THE 11 METER FULL WAVE HORIZONTAL LOOP IS A DX ONLY ANTENNA
The local transmit and receive performance of the full wave loop antenna is very poor. The local noise floor of the antenna is so low, it nearly sounds as if the antenna is unplugged.
When 'skip' / DX conditions are present the antenna comes alive with strong signals, without the pops, squeaks and high noise floor associated with a vertical antenna.
The nature of the horizontal loop antenna on 11 meters transforms the entire listening experience, making CB radio sound more like a military aircraft / shortwave radio like application. It's lack of static and other unwanted noise drastically improves the audio fidelity of all DX stations. Weaker DX stations sound much more more clear, simply because the noise floor is very quiet.
One of the most interesting aspects of the full wave horizontal loop antenna is it's surreal sounding 5,000+ mile noise floor. For example, when vertical antenna reception produces an S3 noise floor with seemingly no DX activity, the loop antenna produces a much lower S1 noise floor, allowing you to hear faint voices from stations that are thousands of miles away.
FULL WAVE HORIZONTAL LOOP VS ANTRON 99
Antron 99 at 30 feet vs full wave horizontal loop at 15 feet. I simply connected both antennas to an antenna switch-box and switched antennas when comparing DX signals.
During instances of short DX, (less than 2000 miles) the performance between the two antennas was fairly equal. Both antennas would show the occasional advantage over the other.
During instances of long DX, (2000+ miles) the full wave loop made the Antron 99 seem like a 'rubber ducky' antenna. Hawaii and Australia were booming in to the loop with S9 signals, while the same signals were often caught in the high noise floor of the Antron 99.
The loop was the overall winner, specifically because it's signal to noise ratio was always better. For example, if the loop receives a signal at S5, the audio sounds very clear, because the noise floor beneath the signal is only S1. If the Antron 99 receives the same signal at S6, the signal can be hard to copy, because the noise floor beneath the signal is S5.
With the above stated, signal to noise ratio trumps overall signal strength. The better the signal to noise ratio, the more pleasurable the listening experience.
The full wave 11 meter loop antenna is quite broadband. Low SWR from 26 - 28.5 MHz
Back when the last DX cycle was on it's way out, I used this loop to make contacts to Australia, Hawaii, Europe etc. (12 watts SSB)
HORIZONTAL LOOP = POWERFUL INTERFERENCE FILTER
Severe power line noise and other local interference destroys the listening experience. The full wave horizontal loop is very resistant to this type of interference, as well as 'vertical noise' and 'local noise' in general.

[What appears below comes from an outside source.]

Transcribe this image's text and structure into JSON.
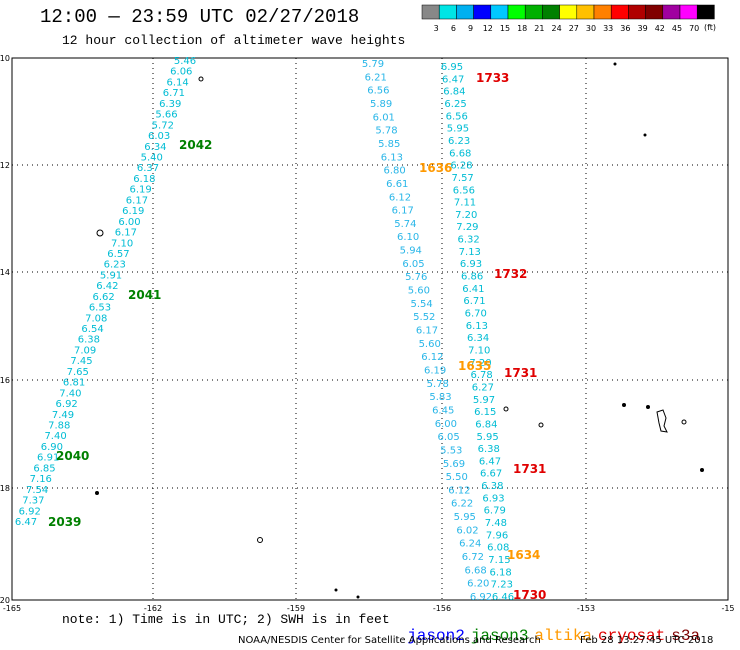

The full wave horizontal loop is a great long DX antenna, with good short DX performance.
EVERY HORIZONTAL LOOP ANTENNA IS COMING DOWN SOONER OR LATER
Over the years many of us have learned the hard way, when you install a big loop as if it's never coming down, it will severely damage the antenna and / or mounting points when it inevitably comes down. Wet snow, ice, falling branches etc will bring a loop down, no matter how tough you make it. The tougher you make it, the more ice it gathers.
Thus why I deem it logical to install the antenna in a 'set to fail' manner. Place a weak link in the relative chain of each mounting point, allowing the antenna to fall down in an undamaged state. For example, a piece of sewing yarn will break before 18 gauge wire. When the yarn breaks, simply replace it and hang it back up.